Das Bundesverfassungsgericht hat mit seinem heute verkündeten Beschluss über das Landespolizeigesetz in Baden-Württemberg dem Einsatz sogenannter Staatstrojaner neue Grenzen gesetzt und die staatliche Schutzpflicht für Bürger:innen und Unternehmen betont. Diese Begründung muss ab sofort bei allen zukünftigen Aktivitäten rund um den Einsatz von Staatstrojanern Berücksichtigung finden, fordert eco – Verband der Internetwirtschaft e.V.
Dazu sagt Klaus Landefeld, stellvertretender Vorstandsvorsitzender beim Verband der Internetwirtschaft:
„Auch wenn die Karlsruher Richter die Verfassungsbeschwerde als unzulässig erklärt haben, bleibt sie ein wichtiger Erfolg für die IT-Sicherheit und die Wahrung von Bürgerrechten. Ab sofort müssen Staat und Sicherheitsbehörden vor jedem Trojaner-Einsatz Regelungen schaffen und auch bewerten, wie hoch das Risiko für Bürger:innen, Wirtschaft und den Staat selbst ist, wenn Sicherheitslücken in IT-Systemen geheim gehalten werden. Damit setzt das Bundesverfassungsgericht staatlicher Spähsoftware Grenzen und betont zugleich die Schutzplicht des Staates – und eben die muss jetzt konsequent eingefordert werden.“
Im Zuge des Pegasus-Skandals weist Landefeld zudem auf die Risiken gekaufter Spähsoftware hin. Landefeld: „Da die Behörden bislang keine eigene Software einsetzen, werden eben nicht nur selbstgefundene Lücken offengelassen, sondern auch Lücken die von der gekauften Software genutzt werden und somit auch dritten Diensten bekannt sind. Ein Schutz ist nicht möglich, der Einsatz kann vom Deutschen Staat und seinen Diensten aktuell nicht ausreichend kontrolliert werden. Konkret akzeptiert man die Ausspähung der Bürger:innen durch Dritte in vollem Bewusstsein – obwohl man die Möglichkeit hätte, diese Lücke zu schließen beziehungsweise schließen zu lassen.“
Sogenannte Staatstrojaner-Gesetze, wie die Verfassungsschutz-Novelle müssten nun angepasst werden, um den aktuellen Anforderungen gerecht zu werden, so Landefeld weiter. Der Verband der Internetwirtschaft kritisiert die entsprechenden gesetzlichen Bestimmungen auf Bundes- und Landesebene und die darin vorgesehenen gesetzlichen Befugnisse zum Einsatz von Staatstrojanern scharf. Bereits im Vorfeld hat eco mehrfach davor gewarnt, dass die IT-Sicherheit, der Datenschutz und die Vertrauenswürdigkeit digitaler Kommunikation nachhaltig geschwächt werden.

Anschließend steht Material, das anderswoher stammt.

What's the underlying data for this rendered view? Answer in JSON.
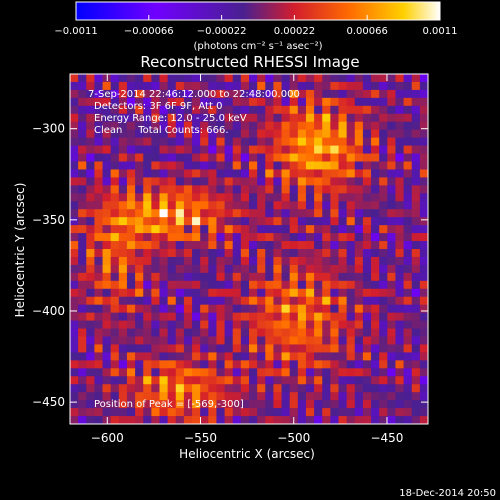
{
  "chart_data": {
    "type": "heatmap",
    "title": "Reconstructed RHESSI Image",
    "xlabel": "Heliocentric X (arcsec)",
    "ylabel": "Heliocentric Y (arcsec)",
    "xlim": [
      -620,
      -428
    ],
    "ylim": [
      -462,
      -270
    ],
    "xticks": [
      -600,
      -550,
      -500,
      -450
    ],
    "yticks": [
      -450,
      -400,
      -350,
      -300
    ],
    "xtick_labels": [
      "−600",
      "−550",
      "−500",
      "−450"
    ],
    "ytick_labels": [
      "−450",
      "−400",
      "−350",
      "−300"
    ],
    "colorbar": {
      "min": -0.0011,
      "max": 0.0011,
      "ticks": [
        -0.0011,
        -0.00066,
        -0.00022,
        0.00022,
        0.00066,
        0.0011
      ],
      "tick_labels": [
        "−0.0011",
        "−0.00066",
        "−0.00022",
        "0.00022",
        "0.00066",
        "0.0011"
      ],
      "label": "(photons cm⁻² s⁻¹ asec⁻²)",
      "stops": [
        "#0000ff",
        "#7000ff",
        "#4a2090",
        "#d21e2d",
        "#ff6a00",
        "#ffd000",
        "#ffffff"
      ]
    },
    "annotations": [
      "7-Sep-2014 22:46:12.000 to 22:48:00.000",
      "Detectors: 3F 6F 9F, Att 0",
      "Energy Range: 12.0 - 25.0 keV",
      "Clean     Total Counts: 666."
    ],
    "peak_label": "Position of Peak = [-569,-300]",
    "peak_position": [
      -569,
      -300
    ],
    "timestamp": "18-Dec-2014 20:50",
    "bright_regions": [
      {
        "x": -566,
        "y": -347,
        "sigma_x": 22,
        "sigma_y": 11,
        "peak": 0.00072
      },
      {
        "x": -487,
        "y": -310,
        "sigma_x": 18,
        "sigma_y": 18,
        "peak": 0.00075
      },
      {
        "x": -562,
        "y": -443,
        "sigma_x": 20,
        "sigma_y": 12,
        "peak": 0.0006
      },
      {
        "x": -498,
        "y": -403,
        "sigma_x": 20,
        "sigma_y": 22,
        "peak": 0.00055
      },
      {
        "x": -596,
        "y": -372,
        "sigma_x": 12,
        "sigma_y": 22,
        "peak": 0.00045
      }
    ]
  }
}
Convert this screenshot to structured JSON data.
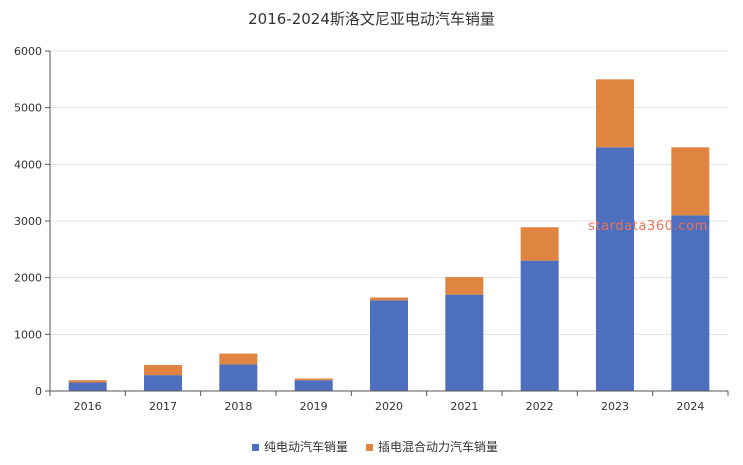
{
  "chart_data": {
    "type": "bar",
    "stacked": true,
    "title": "2016-2024斯洛文尼亚电动汽车销量",
    "categories": [
      "2016",
      "2017",
      "2018",
      "2019",
      "2020",
      "2021",
      "2022",
      "2023",
      "2024"
    ],
    "series": [
      {
        "name": "纯电动汽车销量",
        "color": "#4e6fbe",
        "values": [
          150,
          280,
          470,
          190,
          1600,
          1700,
          2300,
          4300,
          3100
        ]
      },
      {
        "name": "插电混合动力汽车销量",
        "color": "#e08442",
        "values": [
          40,
          180,
          190,
          30,
          50,
          310,
          590,
          1200,
          1200
        ]
      }
    ],
    "ylim": [
      0,
      6000
    ],
    "yticks": [
      0,
      1000,
      2000,
      3000,
      4000,
      5000,
      6000
    ],
    "grid": true,
    "legend_position": "bottom-center"
  },
  "watermark": "stardata360.com"
}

Ohne diese verfassungsrechtlich notwendigen Anpassungen dürfte eine Reihe von Landes- und Bundesgesetzen von den Fachgerichten, insbesondere den Verwaltungsgerichten beanstandet werden, da sie der IT-Sicherheit bisher nicht genügend Rechnung tragen. Durch das Geheimhalten sogenannter zero-day-exploits und indem Meldungen an den Hersteller unterlassen werden, entstehen gravierende IT-Sicherheitslücken. Aus Sicht des Verbands besteht dadurch insbesondere die Gefahr, dass Dritte auf informationstechnische Systeme zugreifen.